Words by Sean Moeller, Illustration by Johnnie Cluney, Recording engineered by Danny Reisch at Good Danny's, Austin, Texas
A song like "Wetdream," is a testament, not just three and a half minutes of id and balls. The Cities Aviv song is meant to portray something of a wilted romance, something of a withered spirit. It's a fling that's run its course - for the calendar determined its length and because people turned strange. It was a seasonal engagement, one of those relationships that was never supposed to happen, but lust and circumstances couldn't stop it from happening, so it did. It happened once, then twice and then again and again until there came that point where everyone came a bit more to their senses when the temperatures started to dull and the leaves began to change colors.

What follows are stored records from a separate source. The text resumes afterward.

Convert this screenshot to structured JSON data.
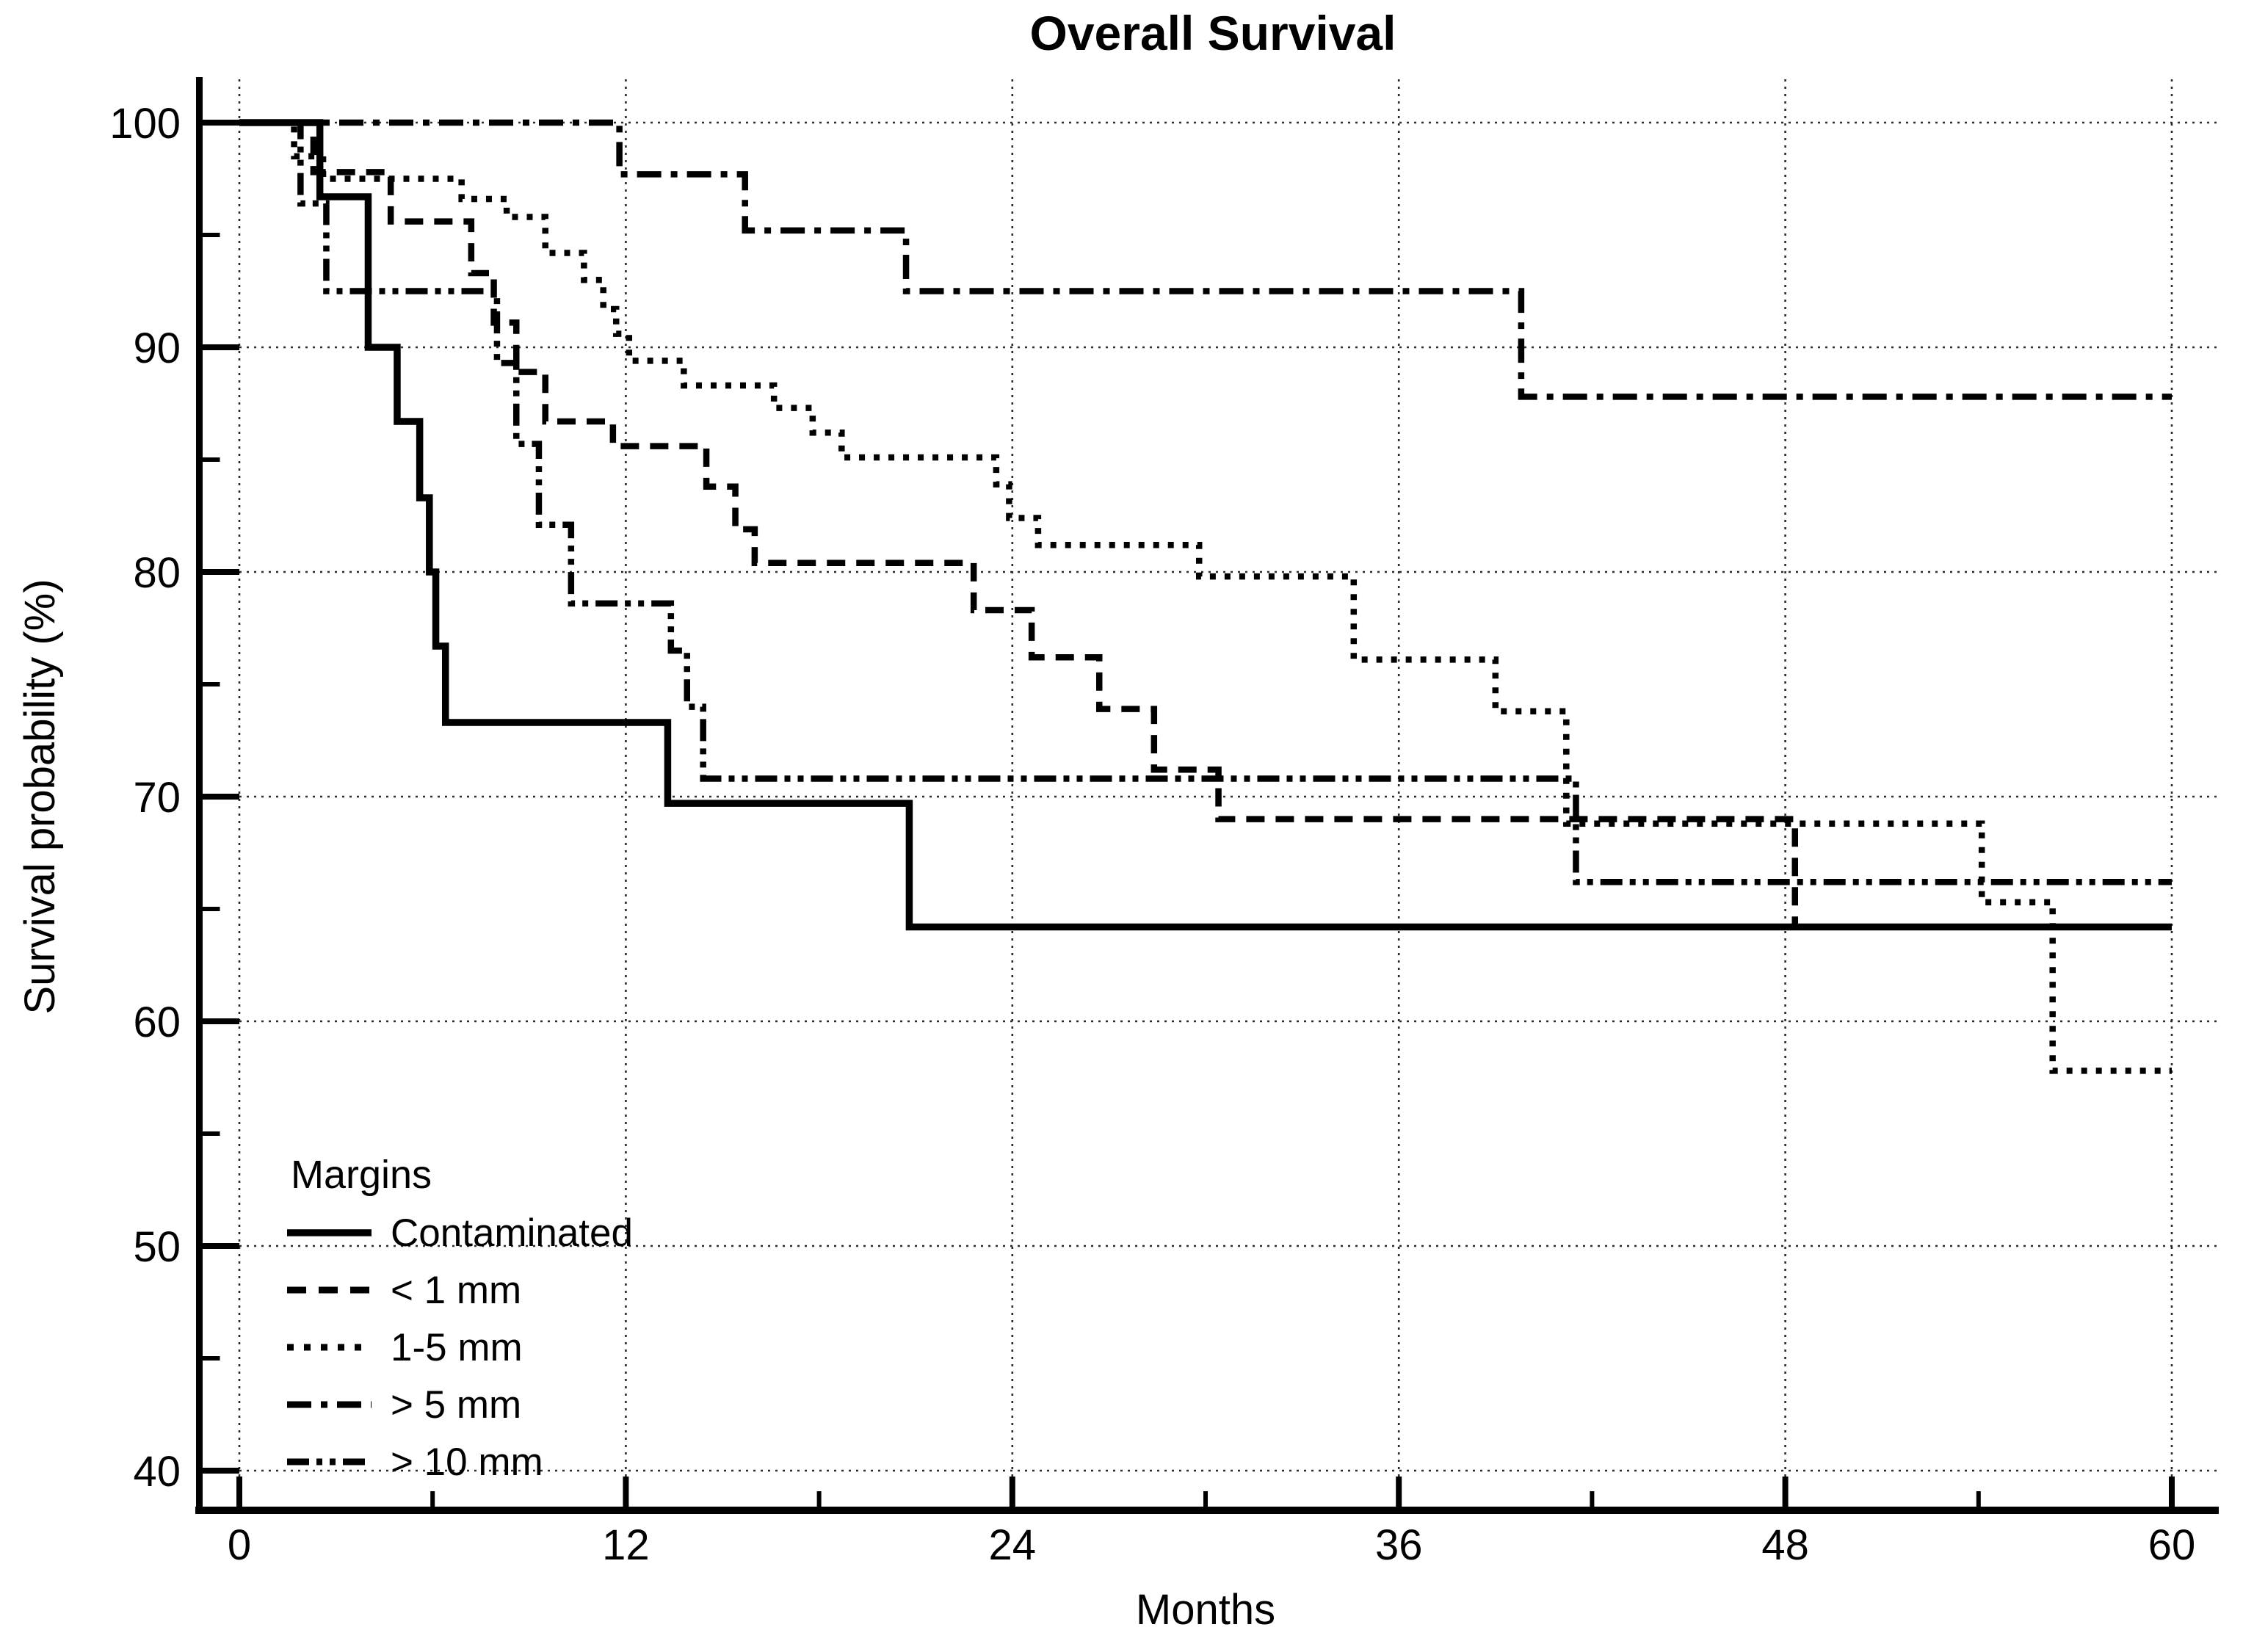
{
  "title": "Overall Survival",
  "x_axis": {
    "label": "Months",
    "min": 0,
    "max": 60,
    "major_ticks": [
      0,
      12,
      24,
      36,
      48,
      60
    ],
    "minor_ticks": [
      6,
      18,
      30,
      42,
      54
    ]
  },
  "y_axis": {
    "label": "Survival probability (%)",
    "min": 40,
    "max": 100,
    "major_ticks": [
      100,
      90,
      80,
      70,
      60,
      50,
      40
    ],
    "minor_ticks": [
      95,
      85,
      75,
      65,
      55,
      45
    ]
  },
  "legend": {
    "title": "Margins",
    "items": [
      {
        "label": "Contaminated",
        "style": "solid"
      },
      {
        "label": "< 1 mm",
        "style": "dashed"
      },
      {
        "label": "1-5 mm",
        "style": "dotted"
      },
      {
        "label": "> 5 mm",
        "style": "dashdot"
      },
      {
        "label": "> 10 mm",
        "style": "dashdotdot"
      }
    ]
  },
  "colors": {
    "foreground": "#000000",
    "background": "#ffffff",
    "gridline": "#2b2b2b"
  },
  "chart_data": {
    "type": "line",
    "step": true,
    "title": "Overall Survival",
    "xlabel": "Months",
    "ylabel": "Survival probability (%)",
    "xlim": [
      0,
      60
    ],
    "ylim": [
      40,
      100
    ],
    "grid": "dotted gridlines at every major tick, both axes",
    "legend_position": "inside lower-left",
    "series": [
      {
        "name": "Contaminated",
        "style": "solid",
        "points": [
          [
            0,
            100
          ],
          [
            2.5,
            96.7
          ],
          [
            4.0,
            90.0
          ],
          [
            4.9,
            86.7
          ],
          [
            5.6,
            83.3
          ],
          [
            5.9,
            80.0
          ],
          [
            6.1,
            76.7
          ],
          [
            6.4,
            73.3
          ],
          [
            13.3,
            69.7
          ],
          [
            20.8,
            64.2
          ],
          [
            60,
            64.2
          ]
        ]
      },
      {
        "name": "< 1 mm",
        "style": "dashed",
        "points": [
          [
            0,
            100
          ],
          [
            2.3,
            97.8
          ],
          [
            4.7,
            95.6
          ],
          [
            7.2,
            93.3
          ],
          [
            7.9,
            91.1
          ],
          [
            8.6,
            88.9
          ],
          [
            9.5,
            86.7
          ],
          [
            11.6,
            85.6
          ],
          [
            14.5,
            83.8
          ],
          [
            15.4,
            81.9
          ],
          [
            16.0,
            80.4
          ],
          [
            22.8,
            78.3
          ],
          [
            24.6,
            76.2
          ],
          [
            26.7,
            73.9
          ],
          [
            28.4,
            71.2
          ],
          [
            30.4,
            69.0
          ],
          [
            48.3,
            64.2
          ],
          [
            60,
            64.2
          ]
        ]
      },
      {
        "name": "1-5 mm",
        "style": "dotted",
        "points": [
          [
            0,
            100
          ],
          [
            1.7,
            98.5
          ],
          [
            2.6,
            97.5
          ],
          [
            6.9,
            96.6
          ],
          [
            8.3,
            95.8
          ],
          [
            9.5,
            94.2
          ],
          [
            10.7,
            93.0
          ],
          [
            11.3,
            91.7
          ],
          [
            11.7,
            90.6
          ],
          [
            12.1,
            89.4
          ],
          [
            13.8,
            88.3
          ],
          [
            16.6,
            87.3
          ],
          [
            17.8,
            86.2
          ],
          [
            18.7,
            85.1
          ],
          [
            23.5,
            83.9
          ],
          [
            23.9,
            82.4
          ],
          [
            24.8,
            81.2
          ],
          [
            29.8,
            79.8
          ],
          [
            34.6,
            76.1
          ],
          [
            39.0,
            73.8
          ],
          [
            41.2,
            68.8
          ],
          [
            54.1,
            65.3
          ],
          [
            56.3,
            57.8
          ],
          [
            60,
            57.8
          ]
        ]
      },
      {
        "name": "> 5 mm",
        "style": "dashdot",
        "points": [
          [
            0,
            100
          ],
          [
            11.8,
            97.7
          ],
          [
            15.7,
            95.2
          ],
          [
            20.7,
            92.5
          ],
          [
            39.8,
            87.8
          ],
          [
            60,
            87.8
          ]
        ]
      },
      {
        "name": "> 10 mm",
        "style": "dashdotdot",
        "points": [
          [
            0,
            100
          ],
          [
            1.9,
            96.4
          ],
          [
            2.7,
            92.5
          ],
          [
            8.0,
            89.3
          ],
          [
            8.6,
            85.7
          ],
          [
            9.3,
            82.1
          ],
          [
            10.3,
            78.6
          ],
          [
            13.4,
            76.5
          ],
          [
            13.9,
            74.0
          ],
          [
            14.4,
            70.8
          ],
          [
            41.5,
            66.2
          ],
          [
            60,
            66.2
          ]
        ]
      }
    ]
  }
}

As the summer faded into the autumn, and then the winter, the love affair did as well.
Okay, so the love affair that Cities Aviv's Gavin Mays raps about here doesn't fade or cool at all, it just gets annoying. It didn't know when to stop. It wasn't sure when it was just supposed to leave him the hell alone. It was over. Didn't it realize that? Didn't she get it? There were signs everything - the sighs, the coldness, the short fuses. He raps, "This ain't no beach house/I'll be gone in the morning/Kiss you and peace out…/I just want these messages and calls to go away." This chick is a bloodsucker. This young man out of Memphis is a guy who gets caught up with women like this fairly often. It makes for great, skuzzy, schizophrenic art and theater.